She Fought Racism in Early Hollywood. Now She'll Be the First Asian American on US Currency
The pioneering Asian American actress Anna May Wong is one of five American women the U.S. Mint is recognizing this year with an image on the American quarter, and the first Asian American to appear on U.S. currency. Wong was born in Los Angeles in 1905, and she grew up helping out at her father's laundromat. When the film industry moved from New York to Hollywood, she started skipping school to visit movie sets. She would eventually go on to become Hollywood’s first Chinese American movie star. Wong fought the ever-present obstacle of institutional racism in the film industry to forge a remarkable career that spanned 40 years.
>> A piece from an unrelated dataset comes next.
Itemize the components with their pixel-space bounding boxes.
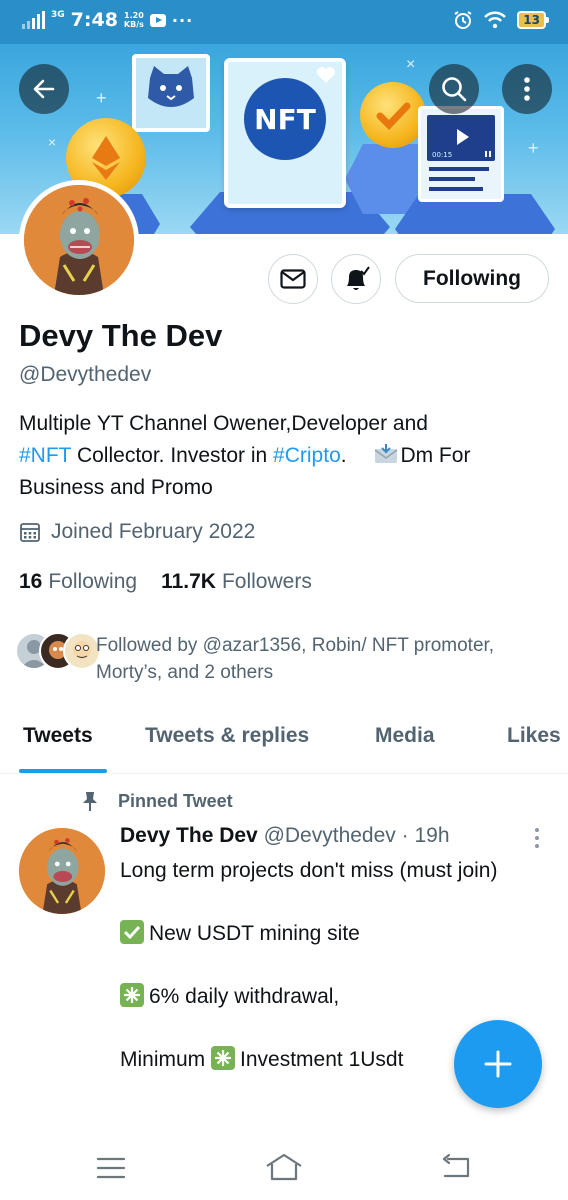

Host Sasha Khokha talks about Wong’s legacy with Nancy Wang Yeun, a sociologist and expert on race in Hollywood.
Lost in Translation
What is it like to talk about your gender identity in different languages? What happens when the pronouns for “he” and “she” in a particular language are similar, or even identical? We meet Emmett Chen-Ran, who decided during his senior year of high school to tell his parents he is transgender. While he grappled with whether they would accept and understand him, there was another challenge: deciding what language he should use to tell them – English or Chinese? The California Report Magazine’s former intern Izzy Bloom and reporter Elena Neale-Sacks bring us this story, which first aired on NPR’s Code Switch.